The expected value of rolling one die is $\frac{1}{6}(1 + 2 + 3 + 4 + 5 + 6) = \frac{7}{2}$ , so the expected value of rolling two dice is $2 \cdot \frac{7}{2} = 7$ .

Of the $6^2 = 36$ combinations of rolling two dice, there are $6$ possible doubles, for a probability of $\frac{6}{36} = \frac{1}{6}$ .
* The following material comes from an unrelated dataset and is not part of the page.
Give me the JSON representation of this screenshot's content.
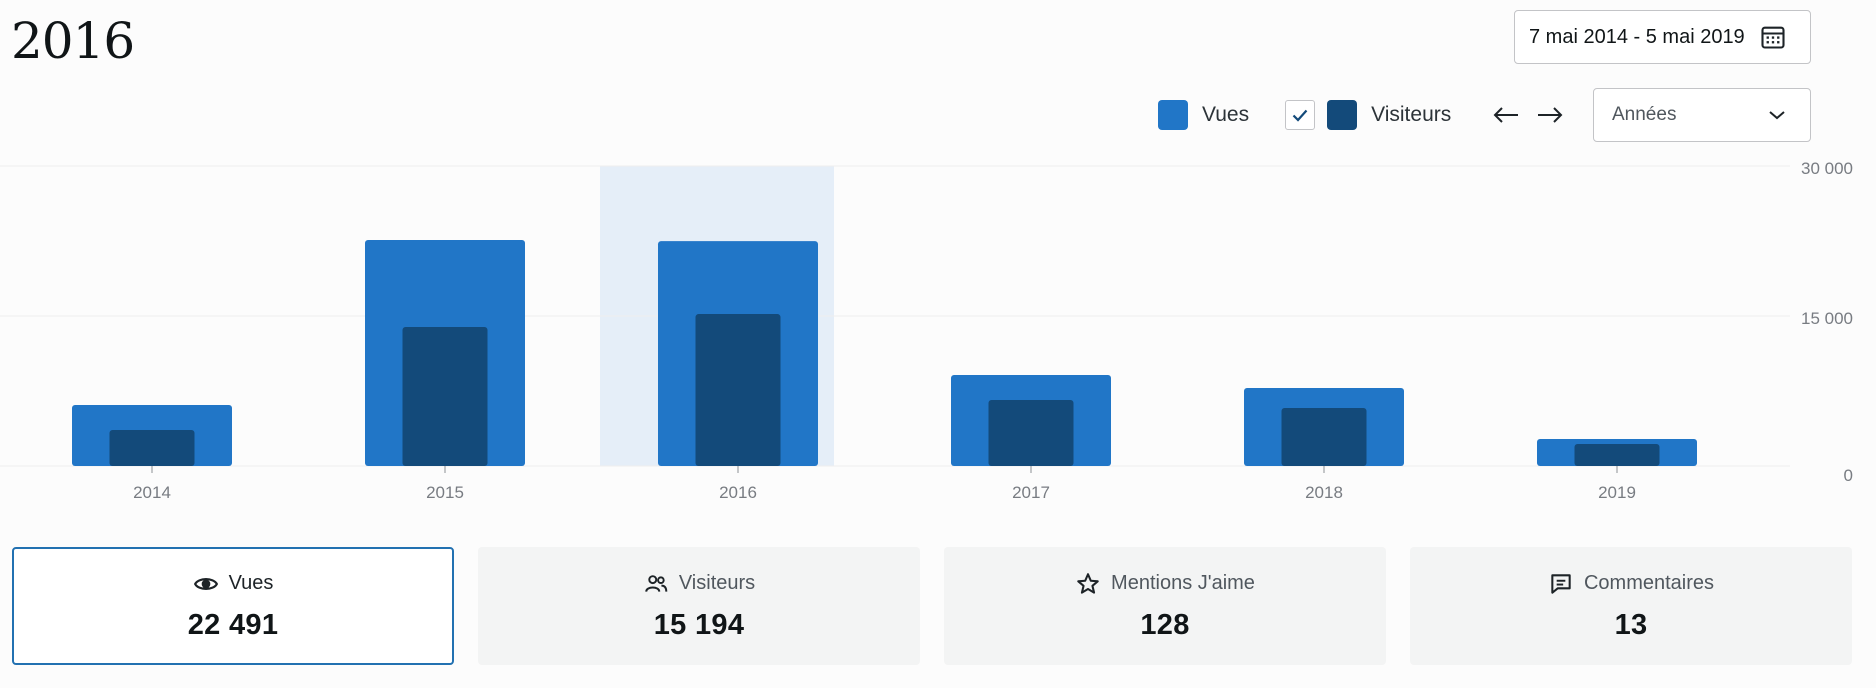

Therefore, the first roll you can expect a $7$ , and $\frac{1}{6}$ of the time you will have doubles and expect another $7$ , and $\frac{1}{6}$ of that $\frac{1}{6}$ of the time you will have two doubles at a $\frac{5}{6}$ probability that you won't have a third double and expect another $7$ , so that

$E = 7 + \frac{1}{6} \cdot 7 + \frac{1}{6} \cdot \frac{1}{6} \cdot \frac{5}{6} \cdot 7 = \frac{1799}{216}$

This means that $p = 1799$ , $q = 216$ , and $p + q = \boxed{2015}$ .